Innovation in corporate finance
The development that has taken place as a result of the regulation of the banking sector can be considered an innovation in how companies are financed. Private venture capital companies have partly taken on the role of banks. Consider capital provision in complex financing transactions for companies with a high credit risk, for example. The large-scale privately financed takeovers, LBOs, capital restructurings and delisting transactions that are currently taking place are another unmistakable sign that as financial intermediaries in the capital market, these parties are here to stay.
More and more assets from institutional investors
Institutional investors are prepared to pay high fees to private venture capital companies, and they are also entrusting more and more assets to them. Today, the capital managed in the private market amounts to more than eight trillion US dollars. That is more than six times the total outstanding volume of leveraged loans in the US: around 1.3 trillion US dollars according to the S&P/LSTA Leveraged Loan Index. The total amount accounts for 10% of global interest-bearing loans of non-financial companies in 2020 (according to statista.com).
Immense shift towards private capital
The growth of the assets managed by private venture capital companies is expected to remain stable or even increase in the near future. This immense flow of capital is stimulated by interesting returns of private equity or private loans, for which an average actuarial return of more than 15% and 9% respectively is expected. After years of ample profits and fear of inflation, investors are now pursuing a new model. They are increasingly shifting their assets towards private capital. In this matter, investors are following the example of the investment strategy used by Yale University, which has so far been able to achieve an annual return of over 12%.
Private venture capital companies: what do we actually know about them?

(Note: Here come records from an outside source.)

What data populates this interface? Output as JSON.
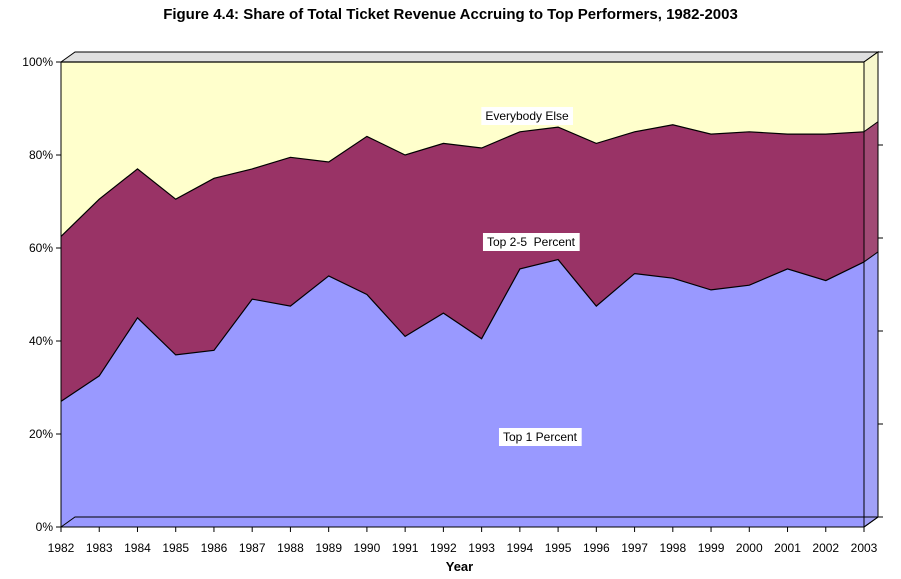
{
  "chart_data": {
    "type": "area",
    "stacked": true,
    "title": "Figure 4.4: Share of Total Ticket Revenue Accruing to Top Performers, 1982-2003",
    "xlabel": "Year",
    "ylabel": "",
    "ylim": [
      0,
      100
    ],
    "y_ticks": [
      "0%",
      "20%",
      "40%",
      "60%",
      "80%",
      "100%"
    ],
    "y_tick_values": [
      0,
      20,
      40,
      60,
      80,
      100
    ],
    "categories": [
      "1982",
      "1983",
      "1984",
      "1985",
      "1986",
      "1987",
      "1988",
      "1989",
      "1990",
      "1991",
      "1992",
      "1993",
      "1994",
      "1995",
      "1996",
      "1997",
      "1998",
      "1999",
      "2000",
      "2001",
      "2002",
      "2003"
    ],
    "series": [
      {
        "name": "Top 1 Percent",
        "color": "#9999ff",
        "cumulative": [
          27,
          32.5,
          45,
          37,
          38,
          49,
          47.5,
          54,
          50,
          41,
          46,
          40.5,
          55.5,
          57.5,
          47.5,
          54.5,
          53.5,
          51,
          52,
          55.5,
          53,
          57
        ]
      },
      {
        "name": "Top 2-5  Percent",
        "color": "#993366",
        "cumulative": [
          62.5,
          70.5,
          77,
          70.5,
          75,
          77,
          79.5,
          78.5,
          84,
          80,
          82.5,
          81.5,
          85,
          86,
          82.5,
          85,
          86.5,
          84.5,
          85,
          84.5,
          84.5,
          85
        ]
      },
      {
        "name": "Everybody Else",
        "color": "#ffffcc",
        "cumulative": [
          100,
          100,
          100,
          100,
          100,
          100,
          100,
          100,
          100,
          100,
          100,
          100,
          100,
          100,
          100,
          100,
          100,
          100,
          100,
          100,
          100,
          100
        ]
      }
    ],
    "grid": false,
    "legend": "none",
    "colors": {
      "wall_side": "#cfcfcf",
      "wall_top": "#e0e0e0",
      "outline": "#000000"
    }
  }
}
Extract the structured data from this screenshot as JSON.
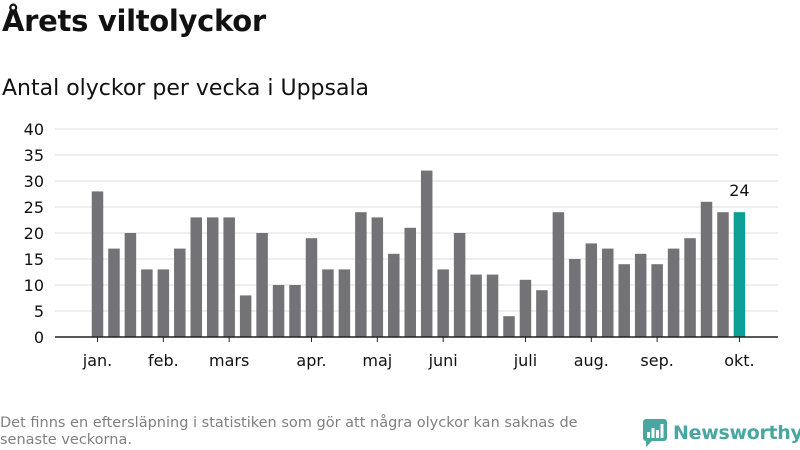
{
  "title": "Årets viltolyckor",
  "subtitle": "Antal olyckor per vecka i Uppsala",
  "footnote": "Det finns en eftersläpning i statistiken som gör att några olyckor kan saknas de senaste veckorna.",
  "brand": {
    "name": "Newsworthy",
    "icon": "newsworthy-logo-icon",
    "color": "#4aa6a0"
  },
  "colors": {
    "bar": "#737277",
    "highlight": "#0d9f96",
    "grid": "#dddddd",
    "axis": "#222222"
  },
  "chart_data": {
    "type": "bar",
    "title": "Årets viltolyckor",
    "subtitle": "Antal olyckor per vecka i Uppsala",
    "xlabel": "",
    "ylabel": "",
    "ylim": [
      0,
      40
    ],
    "yticks": [
      0,
      5,
      10,
      15,
      20,
      25,
      30,
      35,
      40
    ],
    "grid": true,
    "legend": false,
    "x_month_labels": [
      {
        "label": "jan.",
        "at_bar": 0
      },
      {
        "label": "feb.",
        "at_bar": 4
      },
      {
        "label": "mars",
        "at_bar": 8
      },
      {
        "label": "apr.",
        "at_bar": 13
      },
      {
        "label": "maj",
        "at_bar": 17
      },
      {
        "label": "juni",
        "at_bar": 21
      },
      {
        "label": "juli",
        "at_bar": 26
      },
      {
        "label": "aug.",
        "at_bar": 30
      },
      {
        "label": "sep.",
        "at_bar": 34
      },
      {
        "label": "okt.",
        "at_bar": 39
      }
    ],
    "values": [
      28,
      17,
      20,
      13,
      13,
      17,
      23,
      23,
      23,
      8,
      20,
      10,
      10,
      19,
      13,
      13,
      24,
      23,
      16,
      21,
      32,
      13,
      20,
      12,
      12,
      4,
      11,
      9,
      24,
      15,
      18,
      17,
      14,
      16,
      14,
      17,
      19,
      26,
      24,
      24
    ],
    "highlight_index": 39,
    "data_labels": [
      {
        "index": 39,
        "text": "24"
      }
    ]
  }
}
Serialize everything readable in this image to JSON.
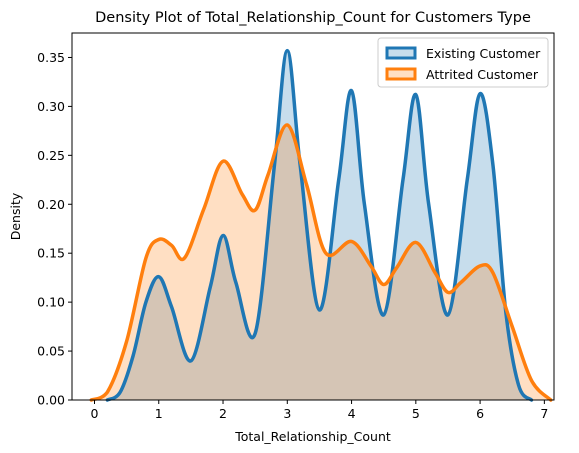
{
  "chart_data": {
    "type": "area",
    "title": "Density Plot of Total_Relationship_Count for Customers Type",
    "xlabel": "Total_Relationship_Count",
    "ylabel": "Density",
    "xlim": [
      -0.35,
      7.15
    ],
    "ylim": [
      0,
      0.375
    ],
    "xticks": [
      0,
      1,
      2,
      3,
      4,
      5,
      6,
      7
    ],
    "yticks": [
      0.0,
      0.05,
      0.1,
      0.15,
      0.2,
      0.25,
      0.3,
      0.35
    ],
    "ytick_labels": [
      "0.00",
      "0.05",
      "0.10",
      "0.15",
      "0.20",
      "0.25",
      "0.30",
      "0.35"
    ],
    "grid": false,
    "legend_position": "top-right",
    "series": [
      {
        "name": "Existing Customer",
        "color": "#1f77b4",
        "x": [
          0.2,
          0.4,
          0.6,
          0.8,
          1.0,
          1.2,
          1.5,
          1.8,
          2.0,
          2.2,
          2.5,
          2.8,
          3.0,
          3.2,
          3.5,
          3.8,
          4.0,
          4.2,
          4.5,
          4.8,
          5.0,
          5.2,
          5.5,
          5.8,
          6.0,
          6.2,
          6.4,
          6.6,
          6.8
        ],
        "values": [
          0.0,
          0.008,
          0.045,
          0.1,
          0.126,
          0.095,
          0.04,
          0.115,
          0.168,
          0.12,
          0.068,
          0.24,
          0.357,
          0.24,
          0.092,
          0.225,
          0.316,
          0.2,
          0.087,
          0.225,
          0.312,
          0.2,
          0.087,
          0.225,
          0.313,
          0.24,
          0.09,
          0.015,
          0.0
        ]
      },
      {
        "name": "Attrited Customer",
        "color": "#ff7f0e",
        "x": [
          -0.05,
          0.2,
          0.5,
          0.8,
          1.0,
          1.2,
          1.4,
          1.7,
          2.0,
          2.3,
          2.5,
          2.7,
          3.0,
          3.3,
          3.6,
          4.0,
          4.3,
          4.5,
          4.7,
          5.0,
          5.3,
          5.5,
          5.7,
          6.0,
          6.2,
          6.5,
          6.8,
          7.1
        ],
        "values": [
          0.0,
          0.008,
          0.06,
          0.145,
          0.164,
          0.158,
          0.145,
          0.195,
          0.244,
          0.21,
          0.194,
          0.23,
          0.281,
          0.22,
          0.15,
          0.162,
          0.137,
          0.118,
          0.135,
          0.161,
          0.13,
          0.11,
          0.12,
          0.137,
          0.13,
          0.075,
          0.02,
          0.0
        ]
      }
    ]
  }
}
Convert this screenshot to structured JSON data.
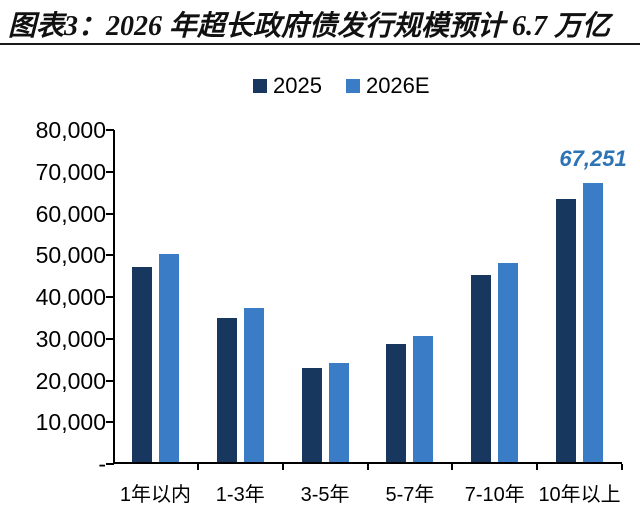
{
  "title": "图表3：2026 年超长政府债发行规模预计 6.7 万亿",
  "colors": {
    "series_2025": "#17375E",
    "series_2026e": "#3A7CC6",
    "annotation": "#2E74B5",
    "axis": "#000000",
    "title_text": "#111111"
  },
  "legend": {
    "position": "top-center",
    "items": [
      {
        "label": "2025",
        "color": "#17375E"
      },
      {
        "label": "2026E",
        "color": "#3A7CC6"
      }
    ]
  },
  "chart_data": {
    "type": "bar",
    "title": "图表3：2026 年超长政府债发行规模预计 6.7 万亿",
    "categories": [
      "1年以内",
      "1-3年",
      "3-5年",
      "5-7年",
      "7-10年",
      "10年以上"
    ],
    "series": [
      {
        "name": "2025",
        "color": "#17375E",
        "values": [
          47200,
          35000,
          23000,
          28700,
          45300,
          63500
        ]
      },
      {
        "name": "2026E",
        "color": "#3A7CC6",
        "values": [
          50300,
          37400,
          24200,
          30700,
          48100,
          67251
        ]
      }
    ],
    "y_tick_labels": [
      "80,000",
      "70,000",
      "60,000",
      "50,000",
      "40,000",
      "30,000",
      "20,000",
      "10,000",
      "-"
    ],
    "ylim": [
      0,
      80000
    ],
    "xlabel": "",
    "ylabel": "",
    "grid": false,
    "legend_position": "top",
    "annotations": [
      {
        "series": "2026E",
        "category": "10年以上",
        "text": "67,251"
      }
    ]
  }
}
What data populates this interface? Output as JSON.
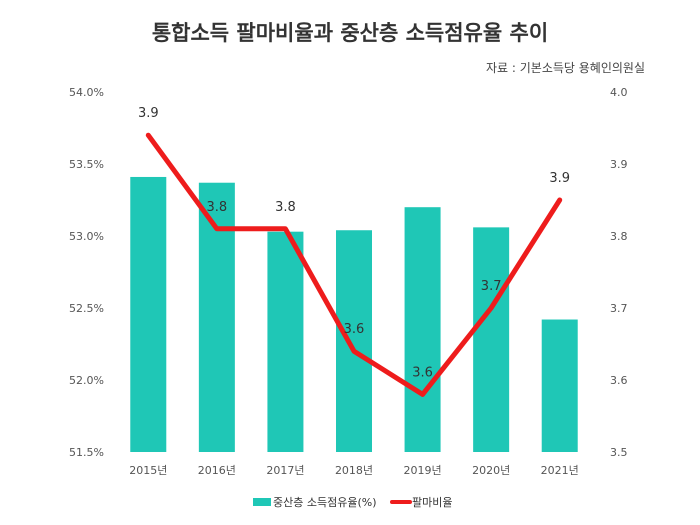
{
  "chart_data": {
    "type": "bar+line",
    "title": "통합소득 팔마비율과 중산층 소득점유율 추이",
    "source": "자료 : 기본소득당 용혜인의원실",
    "categories": [
      "2015년",
      "2016년",
      "2017년",
      "2018년",
      "2019년",
      "2020년",
      "2021년"
    ],
    "series": [
      {
        "name": "중산층 소득점유율(%)",
        "type": "bar",
        "axis": "left",
        "color": "#1fc7b6",
        "values": [
          53.41,
          53.37,
          53.03,
          53.04,
          53.2,
          53.06,
          52.42
        ]
      },
      {
        "name": "팔마비율",
        "type": "line",
        "axis": "right",
        "color": "#ee1c1c",
        "values": [
          3.94,
          3.81,
          3.81,
          3.64,
          3.58,
          3.7,
          3.85
        ],
        "data_labels": [
          "3.9",
          "3.8",
          "3.8",
          "3.6",
          "3.6",
          "3.7",
          "3.9"
        ]
      }
    ],
    "left_axis": {
      "range": [
        51.5,
        54.0
      ],
      "ticks": [
        "51.5%",
        "52.0%",
        "52.5%",
        "53.0%",
        "53.5%",
        "54.0%"
      ],
      "tick_values": [
        51.5,
        52.0,
        52.5,
        53.0,
        53.5,
        54.0
      ]
    },
    "right_axis": {
      "range": [
        3.5,
        4.0
      ],
      "ticks": [
        "3.5",
        "3.6",
        "3.7",
        "3.8",
        "3.9",
        "4.0"
      ],
      "tick_values": [
        3.5,
        3.6,
        3.7,
        3.8,
        3.9,
        4.0
      ]
    },
    "grid": false,
    "legend": "bottom-center"
  }
}
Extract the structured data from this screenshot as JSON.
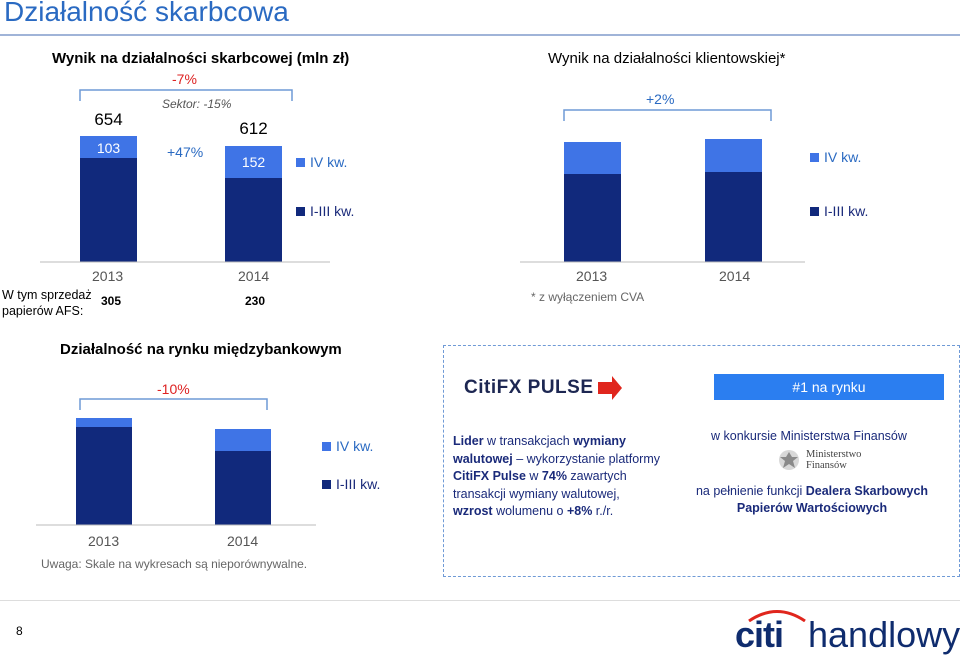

In short, private venture capital companies have now become an essential financial intermediary. This observation makes us wonder: What do we actually know about these new financial intermediaries and what more do we need to know about them? What more do we need to know or be reminded of when it comes to traditional intermediaries (the banks)? Should we measure the essential role of banks as financial intermediaries in units of distributed assets rather than in total credit on their balance sheets? How does the 'spend to distribute' model affect banks' motivation to monitor credit? The key now is to look for answers to these important questions.